Tra le vie dei borghi friulani, le sculture vivono all’aperto come monelli randagi, testimoni di un’infanzia eterna e di una memoria che si fa speranza: dall’Orcolat alla rinascita, il racconto di un artista e della sua poesia scolpita.

Angelo Floramo

Sono prevalentemente bambini. Si arrampicano sui muri, si nascondono a malapena oltre gli angoli delle case, più per la voglia di farsi scoprire che per impacciata imperizia. Li vedi all’improvviso, con la coda dell’occhio, dal momento che sbucano sempre all’ultimo minuto, quando ormai la sorpresa gli è riuscita, e la meraviglia ti ha già sopraffatto il cuore. Franco Maschio è un artista di strada, nel senso più nobile del termine. Perché le figure che scolpisce dentro al legno o alla pietra, rubandone l’anima fanciulla, sembrano proprio pensate per condividere la vita di chi per strada ci passa ogni giorno: per andare a scuola o al lavoro, a fare la spesa o in farmacia. O anche soltanto per godersi quattro passi senza fretta, nel labirinto dei marciapiedi.
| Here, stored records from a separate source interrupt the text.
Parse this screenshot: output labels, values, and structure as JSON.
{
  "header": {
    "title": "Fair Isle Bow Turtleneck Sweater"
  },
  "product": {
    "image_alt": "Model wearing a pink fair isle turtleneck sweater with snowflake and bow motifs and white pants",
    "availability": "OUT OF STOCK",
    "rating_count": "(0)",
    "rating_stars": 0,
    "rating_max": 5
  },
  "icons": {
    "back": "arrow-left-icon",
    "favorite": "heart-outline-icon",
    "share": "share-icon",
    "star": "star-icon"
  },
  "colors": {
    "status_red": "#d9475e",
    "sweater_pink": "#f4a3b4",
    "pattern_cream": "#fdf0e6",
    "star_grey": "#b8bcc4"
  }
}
Le sue opere si confondono con tutte le altre forme che insieme allacciano i nodi dei paesaggi urbani, quelli che rendono riconoscibili i nostri borghi e i nostri paesi e ai quali, ormai, ci siamo abituati. Ne diventano parte, anzi, come se lì, dove l’Autore le ha messe, ci fossero sempre state, come il pozzo, la panchina o la fontana. Sono convinto che quei monelli indisciplinati che gli scappano tra le dita, a colpi di scalpello, non amerebbero mai e poi mai restare chiusi dentro una galleria, in esposizione, o peggio nelle sale malinconicamente solitarie di un museo. Perché amano la pioggia e i baci del sole, il rigore dell’inverno e le seduzioni della primavera.

Sognano - ne sono sicuro! - sotto i cieli stellati, e forse prendono anche vita, quando noi dormiamo o non li vediamo. Anzi, le stagioni, nel loro lento avvicendarsi, ne aggiustano le forme: aggiungono schegge e crepe, ne dilavano i colori, continuano nel tempo il lavoro del loro Autore. Che ne è ben consapevole, altrimenti non li lascerebbe andare a zonzo per il mondo, così alla buona, senza nemmeno una pensilina che li protegga. Randagi, senza padrone. Sono stati creati così, scapigliati e insolenti, liberi di perdersi in giochi da cortile, come accadeva anche a noi in un tempo che ci pare remoto e ormai lontanissimo, quando la vita – che ancora non era stata imprigionata dal demone degli schermi! - respirava semplicemente, ma a pieni polmoni, a suon di corse a perdifiato, tra un rubar di ciliegie e una sassaiola innocente di bande rivali.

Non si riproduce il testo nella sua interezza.